….Historians and political scientists will have much to say, after its collapse, about contemporary liberalism’s propensity to be at once tough on American citizens and soft on Iranian mullahs. Today’s liberals are pleased to use the power of the state to nudge—not to say bully—their fellow Americans, while shunning the exercise of power abroad, preferring to accommodate—not to say appease—the nation’s enemies. It would seem to be a paradox.
Or perhaps not. Aren’t the bossy often insecure? Aren’t bullies often cowards? Those who throw their weight around when they aren’t resisted often shy away from confrontation with those who won’t yield. A fatal conceit at home can be the flip side of a fatal loss of nerve abroad.
This is a moment that reveals the bankruptcy of contemporary liberalism.

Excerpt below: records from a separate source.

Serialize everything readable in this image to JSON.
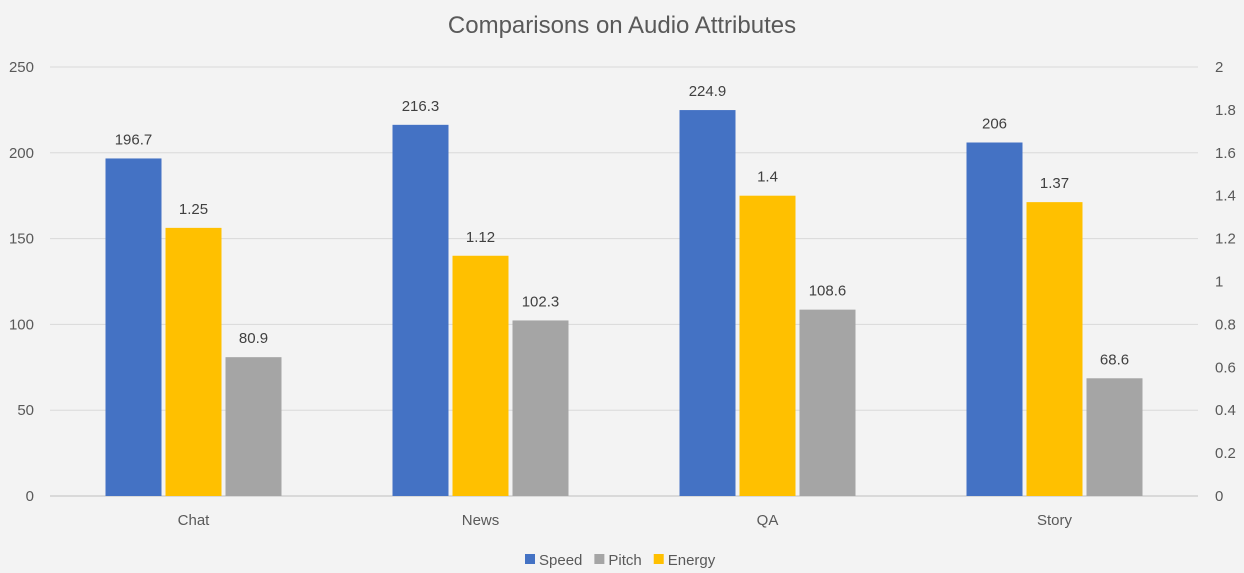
{
  "chart_data": {
    "type": "bar",
    "title": "Comparisons on Audio Attributes",
    "categories": [
      "Chat",
      "News",
      "QA",
      "Story"
    ],
    "series": [
      {
        "name": "Speed",
        "axis": "left",
        "color": "#4472c4",
        "values": [
          196.7,
          216.3,
          224.9,
          206
        ],
        "labels": [
          "196.7",
          "216.3",
          "224.9",
          "206"
        ]
      },
      {
        "name": "Energy",
        "axis": "right",
        "color": "#ffc000",
        "values": [
          1.25,
          1.12,
          1.4,
          1.37
        ],
        "labels": [
          "1.25",
          "1.12",
          "1.4",
          "1.37"
        ]
      },
      {
        "name": "Pitch",
        "axis": "left",
        "color": "#a5a5a5",
        "values": [
          80.9,
          102.3,
          108.6,
          68.6
        ],
        "labels": [
          "80.9",
          "102.3",
          "108.6",
          "68.6"
        ]
      }
    ],
    "y_left": {
      "ylim": [
        0,
        250
      ],
      "ticks": [
        "0",
        "50",
        "100",
        "150",
        "200",
        "250"
      ]
    },
    "y_right": {
      "ylim": [
        0,
        2
      ],
      "ticks": [
        "0",
        "0.2",
        "0.4",
        "0.6",
        "0.8",
        "1",
        "1.2",
        "1.4",
        "1.6",
        "1.8",
        "2"
      ]
    },
    "grid": true,
    "legend": {
      "position": "bottom",
      "items": [
        {
          "name": "Speed",
          "color": "#4472c4"
        },
        {
          "name": "Pitch",
          "color": "#a5a5a5"
        },
        {
          "name": "Energy",
          "color": "#ffc000"
        }
      ]
    }
  }
}
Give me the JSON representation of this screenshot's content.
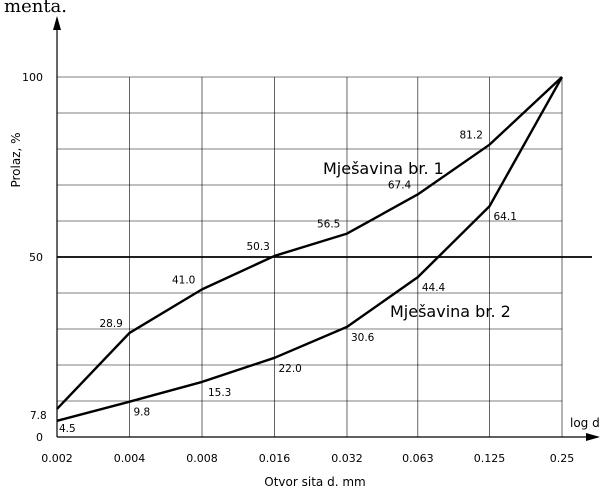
{
  "caption_fragment": "menta.",
  "chart_data": {
    "type": "line",
    "title": "",
    "xlabel": "Otvor sita d. mm",
    "ylabel": "Prolaz, %",
    "x_axis_end_label": "log d",
    "x_scale": "log2",
    "x_ticks": [
      0.002,
      0.004,
      0.008,
      0.016,
      0.032,
      0.063,
      0.125,
      0.25
    ],
    "x_tick_labels": [
      "0.002",
      "0.004",
      "0.008",
      "0.016",
      "0.032",
      "0.063",
      "0.125",
      "0.25"
    ],
    "y_ticks": [
      0,
      50,
      100
    ],
    "y_tick_labels": [
      "0",
      "50",
      "100"
    ],
    "ylim": [
      0,
      100
    ],
    "reference_line_y": 50,
    "grid": true,
    "series": [
      {
        "name": "Mješavina br. 1",
        "x": [
          0.002,
          0.004,
          0.008,
          0.016,
          0.032,
          0.063,
          0.125,
          0.25
        ],
        "values": [
          7.8,
          28.9,
          41.0,
          50.3,
          56.5,
          67.4,
          81.2,
          100
        ],
        "point_labels": [
          "7.8",
          "28.9",
          "41.0",
          "50.3",
          "56.5",
          "67.4",
          "81.2",
          ""
        ]
      },
      {
        "name": "Mješavina br. 2",
        "x": [
          0.002,
          0.004,
          0.008,
          0.016,
          0.032,
          0.063,
          0.125,
          0.25
        ],
        "values": [
          4.5,
          9.8,
          15.3,
          22.0,
          30.6,
          44.4,
          64.1,
          100
        ],
        "point_labels": [
          "4.5",
          "9.8",
          "15.3",
          "22.0",
          "30.6",
          "44.4",
          "64.1",
          ""
        ]
      }
    ]
  }
}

It’s also a moment of truth for American conservatism, which, at its best, combines the sound judgment of an older conservatism and the fighting spirit of an older liberalism. It’s a moment of truth for an American conservatism that embodies “that honorable determination which animates every votary of freedom, to rest all our political experiments on the capacity of mankind for self-government” (Federalist 39). This suggests the immediate task of American conservatives: resistance to the nanny state at home and the enemies of freedom abroad.
The spirit of resistance is there. The rise of the Tea Party shows that. But the energy of the Tea Party, as its activists know, isn’t enough. A strategy of successful resistance has to be embodied in and carried forward by a real political party. That’s the Republican party.